I just felt sorry for the real-life author—of course, the famous recluse, J.D. Salinger. What a sad and ironic tale.
I know this is a lame question, but you address so many interior subjects. Do you consider your strips to be fiction, observation, commentary or critique?
I’m glad you ask what might be a lame question (which makes me feel good about what may be—probably are—lame answers). Do I consider my strips to be “fiction, observation, commentary or critique?” Simple answer: All of the preceding. But maybe, by nature, they all are connected. “Fiction is fact distilled into truth,” Edward Albee claimed. Emily Dickinson might have agreed. “Tell all the truth, but tell it slant. Success in circuit lies.” The indirect approach … isn’t that what all true art is? The creator can’t avoid revealing himself/herself, even unintentionally.
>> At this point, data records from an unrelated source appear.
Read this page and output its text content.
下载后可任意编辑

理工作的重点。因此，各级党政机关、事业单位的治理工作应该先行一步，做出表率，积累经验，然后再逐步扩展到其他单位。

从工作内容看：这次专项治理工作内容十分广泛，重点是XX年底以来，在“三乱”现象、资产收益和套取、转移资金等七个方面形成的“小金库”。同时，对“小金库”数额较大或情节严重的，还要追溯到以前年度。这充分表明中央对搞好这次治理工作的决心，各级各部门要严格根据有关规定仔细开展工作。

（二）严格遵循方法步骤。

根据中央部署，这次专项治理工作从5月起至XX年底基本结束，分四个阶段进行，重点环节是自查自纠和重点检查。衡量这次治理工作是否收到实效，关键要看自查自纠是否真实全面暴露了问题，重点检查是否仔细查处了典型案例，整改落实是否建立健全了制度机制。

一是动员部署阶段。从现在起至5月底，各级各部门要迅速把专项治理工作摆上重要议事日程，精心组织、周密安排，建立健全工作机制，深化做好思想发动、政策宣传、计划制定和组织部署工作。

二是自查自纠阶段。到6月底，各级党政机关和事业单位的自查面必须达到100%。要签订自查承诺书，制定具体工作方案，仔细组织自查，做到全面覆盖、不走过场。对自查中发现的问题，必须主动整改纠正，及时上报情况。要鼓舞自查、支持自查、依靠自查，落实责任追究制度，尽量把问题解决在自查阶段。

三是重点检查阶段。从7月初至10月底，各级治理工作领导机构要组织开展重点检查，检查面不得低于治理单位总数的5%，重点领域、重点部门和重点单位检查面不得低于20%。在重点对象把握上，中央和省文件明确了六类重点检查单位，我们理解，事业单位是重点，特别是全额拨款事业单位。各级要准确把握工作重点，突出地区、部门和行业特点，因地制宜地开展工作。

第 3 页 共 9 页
You are also known for your animation work (e.g., the first one I ever saw on TV, the “talking stomach” commercial for Alka-Seltzer). Do you have a favorite medium?
Do I have a favorite medium? Well, sure, film. What better way of reaching an audience than through the eye, the ear and the mind? For somebody like myself who has done graphic stories since childhood, isn’t film a natural next step?
It often seems like your stories lean toward hapless people somehow failing to overcome failure. Your squiggly characters often lose something in the end. Do you agree, and if so, what is the reason?
I have to say that with the answers to your questions I was tempted to be more self-revealing about my life, but then I remembered what Joseph Conrad once cautioned: “Never confess anything about yourself in writing.” That sounds like good advice, although it does make for a less interesting text. So, you can do some embroidering on your own.